On Monday night, Rep. Nancy Mace told reporters she would oppose a measure kicking Democratic Rep. Ilhan Omar off the House Foreign Affairs Committee. With several other Republicans voicing concerns over the move and some absences this week, the push would be an early test of the Republican whip operation in a slim majority.
Pressure from Republican leaders began building on Mace quickly: As he walked by while Mace spoke to reporters, House Majority Leader Steve Scalise quipped that “after she and I talk,” Mace’s vote might change. Mace brushed off that possibility: “Ha ha, yeah, okay,” she responded to Scalise in an interview with Mychael Schnell of The Hill. “No.”
But the measure ultimately passed with two votes to spare Thursday with Mace’s support. The showdown—and behind-the-scenes deal Mace cut with House Speaker Kevin McCarthy—show how the tight Republican majority is forcing GOP leaders to the negotiating table to advance their agenda.

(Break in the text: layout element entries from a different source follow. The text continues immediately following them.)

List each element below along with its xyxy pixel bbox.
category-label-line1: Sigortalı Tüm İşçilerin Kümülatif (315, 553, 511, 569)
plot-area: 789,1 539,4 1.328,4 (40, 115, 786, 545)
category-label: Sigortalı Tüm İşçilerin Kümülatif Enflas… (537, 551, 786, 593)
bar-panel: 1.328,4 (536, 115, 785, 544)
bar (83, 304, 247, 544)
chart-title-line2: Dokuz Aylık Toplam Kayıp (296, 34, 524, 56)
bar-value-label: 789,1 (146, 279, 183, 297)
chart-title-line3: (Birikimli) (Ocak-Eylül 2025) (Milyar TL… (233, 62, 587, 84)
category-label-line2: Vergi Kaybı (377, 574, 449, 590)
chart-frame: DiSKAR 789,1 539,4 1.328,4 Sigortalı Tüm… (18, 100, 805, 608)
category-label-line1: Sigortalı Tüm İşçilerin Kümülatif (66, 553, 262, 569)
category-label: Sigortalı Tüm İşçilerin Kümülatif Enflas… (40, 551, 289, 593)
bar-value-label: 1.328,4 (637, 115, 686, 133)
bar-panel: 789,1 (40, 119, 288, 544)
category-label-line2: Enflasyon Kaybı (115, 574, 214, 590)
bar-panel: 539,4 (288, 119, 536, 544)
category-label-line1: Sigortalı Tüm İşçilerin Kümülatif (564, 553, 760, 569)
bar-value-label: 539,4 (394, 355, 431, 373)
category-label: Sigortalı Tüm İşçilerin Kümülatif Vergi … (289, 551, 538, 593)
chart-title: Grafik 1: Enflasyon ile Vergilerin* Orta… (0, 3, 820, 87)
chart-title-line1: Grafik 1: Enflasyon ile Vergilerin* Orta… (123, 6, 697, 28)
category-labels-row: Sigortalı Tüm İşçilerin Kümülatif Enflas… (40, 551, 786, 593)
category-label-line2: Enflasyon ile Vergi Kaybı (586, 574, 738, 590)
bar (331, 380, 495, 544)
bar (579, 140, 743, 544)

Republican leaders planned to remove Omar from Foreign Affairs because of antisemitic comments she made in 2019. It was also, in part, a response to Democrats: When they controlled the House in the last Congress, Democratic leaders moved to boot GOP Reps. Marjorie Taylor Greene and Paul Gosar from their committees for their own controversial statements, a departure from party leaders policing their own members.